Functional gene arrays (FGAs) are a special type of microarrays containing probes for key genes involved in microbial functional processes, such as biogeochemical cycling of carbon, nitrogen, sulfur, phosphorus, and metals, biodegradation of environmental contaminants, energy processing, and stress responses. GeoChips are considered as the most comprehensive FGAs. Experimentally established probe design criteria and a computational pipeline integrating sequence retrieval, probe design and verification, array construction, data analysis, and automatic update are used to develop the GeoChip technology. GeoChip has been systematically evaluated and demonstrated to be a powerful tool for rapid, specific, sensitive, and quantitative analysis of microbial communities in a high-throughput manner. Several generations of GeoChip have been developed and applied to investigate the functional diversity, composition, structure, function, and dynamics of a variety of microbial communities from different habitats, such as water, soil, marine, bioreactor, human microbiome, and extreme ecosystems. GeoChip is able to address fundamental questions related to global change, bioenergy, bioremediation, agricultural operation, land use, human health, environmental restoration, and ecological theories and to link the microbial community structure to environmental factors and ecosystem functioning.

Jizhong Zhou is a Presidential Professor in the Department of Botany and Microbiology and Director for the Institute for Environmental Genomics, University of Oklahoma, Norman, OK, Adjunct Senior Scientist at Lawrence Berkeley National Laboratory, and Adjunct Professor at Tsinghua University, Beijing, China. He received a B.S. in Plant Pathology and Entomology in 1981, an M.S. in Insect Mathematical Ecology in 1984 from Hunan Agricultural University, China, and a Ph.D. in Molecular Genetics and Cell Biology in 1993 from Washington State University. He studied theoretical ecology and ecosystem modeling for three years at the Eco-Environmental Research Center, Chinese Academy of Sciences, Beijing, China. He worked at the Center for Microbial Ecology, Michigan State University, from 1993 to 1995 as a Postdoctoral Research Associate with James Tiedje.
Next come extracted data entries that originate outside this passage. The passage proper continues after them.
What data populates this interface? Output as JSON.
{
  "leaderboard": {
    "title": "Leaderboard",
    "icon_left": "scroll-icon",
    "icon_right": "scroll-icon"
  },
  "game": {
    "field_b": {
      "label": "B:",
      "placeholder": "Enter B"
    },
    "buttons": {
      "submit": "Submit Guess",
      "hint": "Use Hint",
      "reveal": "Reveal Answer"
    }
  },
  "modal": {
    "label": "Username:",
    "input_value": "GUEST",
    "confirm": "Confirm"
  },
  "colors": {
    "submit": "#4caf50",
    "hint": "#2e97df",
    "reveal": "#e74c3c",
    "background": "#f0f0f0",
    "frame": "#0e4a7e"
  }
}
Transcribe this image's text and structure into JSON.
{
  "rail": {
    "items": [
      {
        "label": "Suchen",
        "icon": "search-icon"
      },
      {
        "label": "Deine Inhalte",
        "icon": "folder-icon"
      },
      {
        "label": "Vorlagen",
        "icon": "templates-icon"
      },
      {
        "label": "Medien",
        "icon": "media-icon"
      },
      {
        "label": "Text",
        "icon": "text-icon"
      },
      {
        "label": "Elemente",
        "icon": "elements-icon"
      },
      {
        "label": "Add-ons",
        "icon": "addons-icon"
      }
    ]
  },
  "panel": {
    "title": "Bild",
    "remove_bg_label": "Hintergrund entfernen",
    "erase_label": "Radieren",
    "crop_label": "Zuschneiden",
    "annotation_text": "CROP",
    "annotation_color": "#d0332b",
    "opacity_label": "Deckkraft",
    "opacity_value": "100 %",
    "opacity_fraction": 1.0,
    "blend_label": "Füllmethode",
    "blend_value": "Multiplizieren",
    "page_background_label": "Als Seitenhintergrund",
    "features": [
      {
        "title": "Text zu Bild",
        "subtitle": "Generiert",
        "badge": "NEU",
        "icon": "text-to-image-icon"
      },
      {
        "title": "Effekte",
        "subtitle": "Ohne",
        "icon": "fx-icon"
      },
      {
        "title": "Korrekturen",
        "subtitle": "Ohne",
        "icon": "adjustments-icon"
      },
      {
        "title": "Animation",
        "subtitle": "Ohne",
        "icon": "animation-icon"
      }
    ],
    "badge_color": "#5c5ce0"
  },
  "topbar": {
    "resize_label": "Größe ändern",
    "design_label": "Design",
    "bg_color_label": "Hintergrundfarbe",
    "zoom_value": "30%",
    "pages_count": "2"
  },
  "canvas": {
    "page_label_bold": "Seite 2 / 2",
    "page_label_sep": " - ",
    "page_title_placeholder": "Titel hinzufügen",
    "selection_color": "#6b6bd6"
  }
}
Before moving to OU in 2005, he worked at Oak Ridge National Laboratory as a Staff Scientist, Senior Staff Scientist, and then Distinguished Staff Scientist for 10 years. His expertise is in molecular biology, microbial genomics, microbial ecology, molecular evolution, theoretical ecology and genomic technologies. His laboratory has pioneered the development and use of genomic technologies for environmental studies in which GeoChip was awarded a 2009 R&D100 Award. He received a Presidential Early Career Award for Scientists and Engineers in 2001.